EFE/Laurent Gillieron
EFE/Laurent Gillieron

Moody's ainda não decidiu se vai rebaixar nota de crédito do Brasil, diz Meirelles

Meirelles ainda disse que não se sente frustrado em relação aos rebaixamentos de S&P e Fitch

Karla Spotorno e Thaís Barcellos, O Estado de S.Paulo

01 Março 2018 | 08h53

O ministro da Fazenda, Henrique Meirelles, afirmou que a Moody's ainda não decidiu sobre a situação da nota de crédito do Brasil ao ser questionado em entrevista à Rádio Eldorado se já tinha informações sobre um possível rebaixamento pela agência depois das decisões de downgrade da S&P e da Fitch.

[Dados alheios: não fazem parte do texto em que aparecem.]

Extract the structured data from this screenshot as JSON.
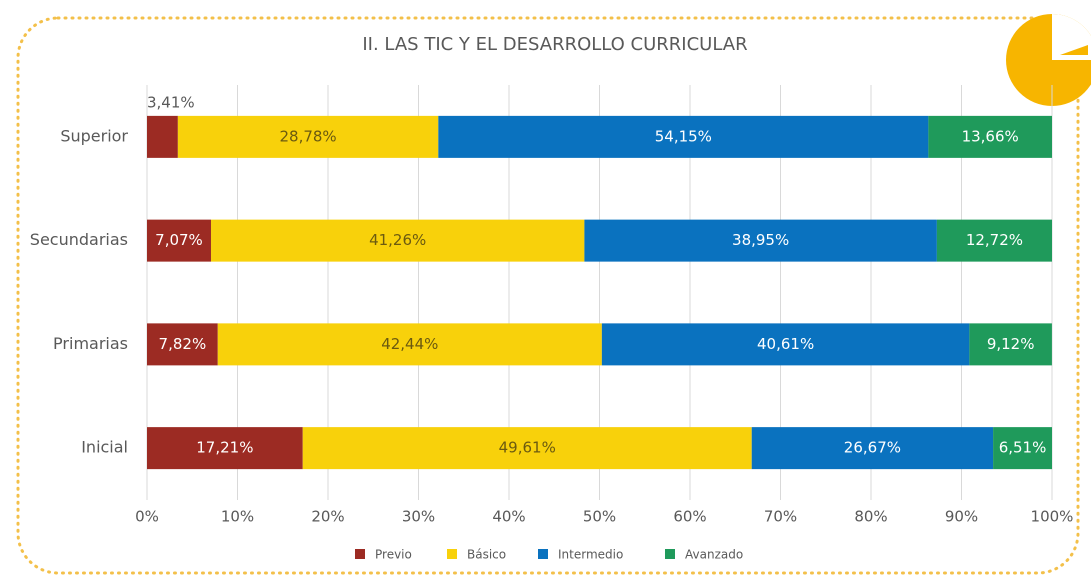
{
  "chart_data": {
    "type": "stacked_barh",
    "title": "II. LAS TIC Y EL DESARROLLO CURRICULAR",
    "categories": [
      "Superior",
      "Secundarias",
      "Primarias",
      "Inicial"
    ],
    "series": [
      {
        "name": "Previo",
        "color": "#9c2b23",
        "values": [
          3.41,
          7.07,
          7.82,
          17.21
        ],
        "value_labels": [
          "3,41%",
          "7,07%",
          "7,82%",
          "17,21%"
        ]
      },
      {
        "name": "Básico",
        "color": "#f8d10b",
        "values": [
          28.78,
          41.26,
          42.44,
          49.61
        ],
        "value_labels": [
          "28,78%",
          "41,26%",
          "42,44%",
          "49,61%"
        ]
      },
      {
        "name": "Intermedio",
        "color": "#0a72bf",
        "values": [
          54.15,
          38.95,
          40.61,
          26.67
        ],
        "value_labels": [
          "54,15%",
          "38,95%",
          "40,61%",
          "26,67%"
        ]
      },
      {
        "name": "Avanzado",
        "color": "#1f9a5b",
        "values": [
          13.66,
          12.72,
          9.12,
          6.51
        ],
        "value_labels": [
          "13,66%",
          "12,72%",
          "9,12%",
          "6,51%"
        ]
      }
    ],
    "xlim": [
      0,
      100
    ],
    "xticks": [
      {
        "value": 0,
        "label": "0%"
      },
      {
        "value": 10,
        "label": "10%"
      },
      {
        "value": 20,
        "label": "20%"
      },
      {
        "value": 30,
        "label": "30%"
      },
      {
        "value": 40,
        "label": "40%"
      },
      {
        "value": 50,
        "label": "50%"
      },
      {
        "value": 60,
        "label": "60%"
      },
      {
        "value": 70,
        "label": "70%"
      },
      {
        "value": 80,
        "label": "80%"
      },
      {
        "value": 90,
        "label": "90%"
      },
      {
        "value": 100,
        "label": "100%"
      }
    ],
    "grid": true,
    "legend": "bottom"
  }
}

Meirelles ainda disse que não se sente frustrado em relação aos dois rebaixamentos já realizados, pois, segundo ele, as agências responderam à questão da reforma da Previdência, que é essencial e ainda não foi aprovada, e também há certa incerteza sobre a vontade do novo presidente em seguir com a votação da reforma.

"Mas eu tenho experiência com as agências e é completamente normal. Tenho certeza que a reforma da Previdência será aprovada e que o novo presidente seguirá com as reformas. Depois, certamente as agências vão voltar a elevar o rating e poderemos ter de volta o investment grade", disse

PIB. Na mesma entrevista, Meirelles afirmara que o Produto Interno Bruto (PIB) em 2017, deveria crescer em torno de 1%, mostrando crescimento significativa da atividade econômica. Às 9h, o IBGE confirmou a projeção do ministro: o PIB cresceu 1% em 2017, após dois anos seguidos de queda.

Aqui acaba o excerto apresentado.